The jsonlite package was already highly optimized for converting vectors and data frames to json. However Gregory Jefferis and Duncan Murdoch had found that conversion of tall matrices as used by rglwidget was slower than expected.

It turned out this was indeed an edge case that I had overlooked. The new version of jsonlite fixes this problem and matrix conversion should be about 200 times faster than before. Technical details follow below; first a benchmark:

# Old version!
> system.time(j<-toJSON(matrix(1L, ncol = 3, nrow = 50000)))
   user  system elapsed
  4.715   0.015   4.729

# New version!
> system.time(j<-toJSON(matrix(1L, ncol = 3, nrow = 50000)))
   user  system elapsed
  0.022   0.002   0.023

This artificial example (every field has the number 1) highlights the improvement. The relative improvement might be less for matrices with actual data because of additional time spent on number formatting double/integer values (which was already optimized in jsonlite a while ago).

Technical Details

So what was the problem? The previous version of jsonlite had an elegant solution that would recurse through the dimensions of a matrix/array and apply json conversion on each of its elements. E.g. for a matrix (2D array) it would convert each row to json, and then combine the results. However it turns out that the apply call below is really slow.

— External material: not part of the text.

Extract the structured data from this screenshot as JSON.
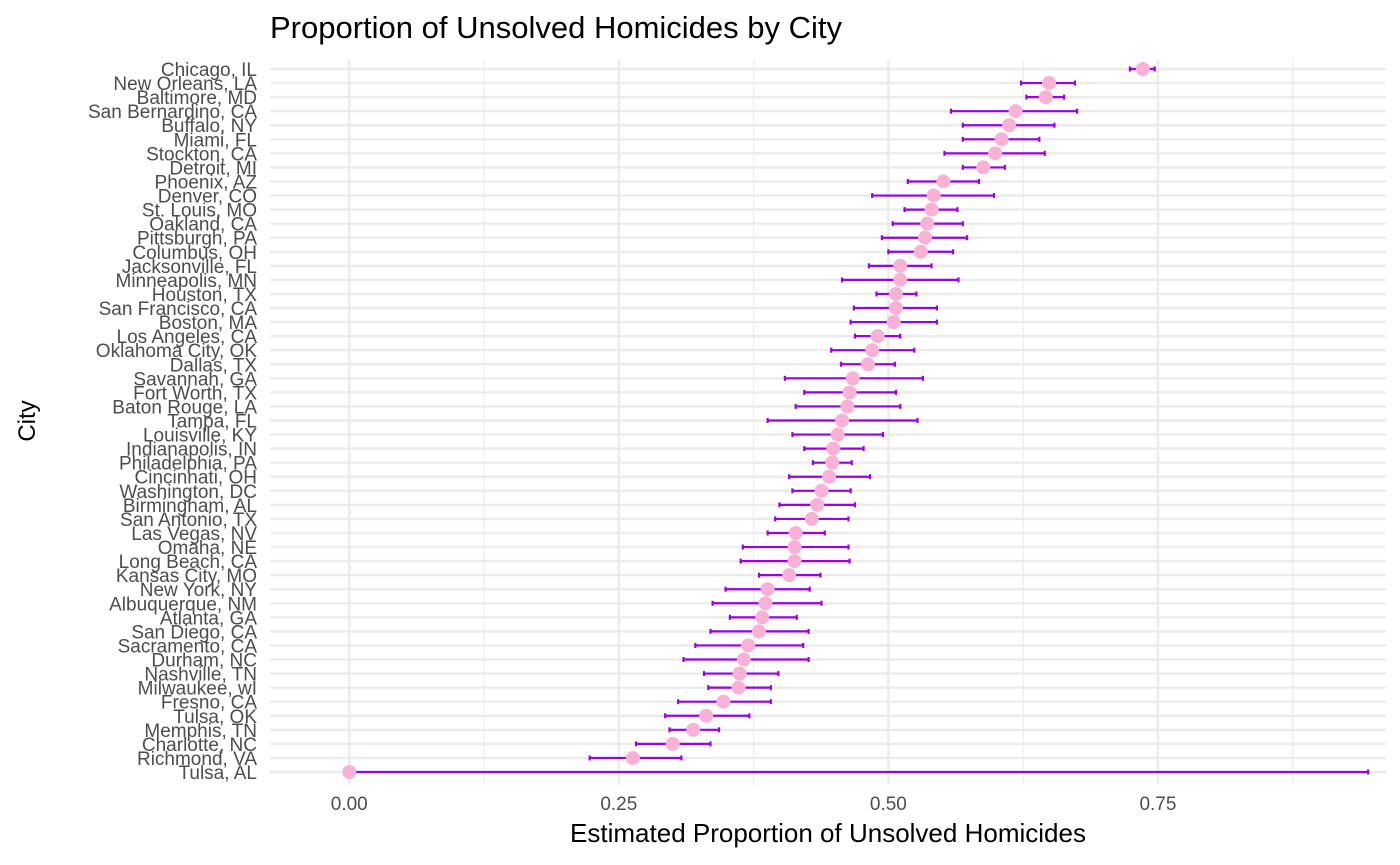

# Technical example, don't use this code !
x <- matrix(1L, ncol = 3, nrow = 50000)
rows <- apply(x, 1, jsonlite:::asJSON)
json <- jsonlite:::collapse(rows, indent = NA)

The new version exploits the fact that matrices and arrays are homogenous (i.e. all elements have the same type). It first removes the dimensions from the array using c(x) and converts all of the individual elements to json with a single call to asJSON. This results in a significant speedup because asJSON is only called once rather than n times.

# Technical example, don't use this code !
str <- jsonlite:::asJSON(c(x), collapse = FALSE)
dim(str) <- dim(x)
rows <- apply(str, 1, jsonlite:::collapse, indent = NA)
json <- jsonlite:::collapse(rows, indent = NA)

Things get a bit more complicated for higher dimensional arrays, especially with toJSON(x, pretty = TRUE) but this illustrates the core issue.

You might be thinking: can we avoid apply alltogether? Yes! For the important case of 2 dimensional arrays jsonlite has a complete C implementation which makes toJSON on matrices is extra fast. For higher dimensional arrays it currently still uses the solution above, which performs quite well. We might be able to further optimize this case by porting this to C as well, but working with high dimensional arrays in C makes my head hurt.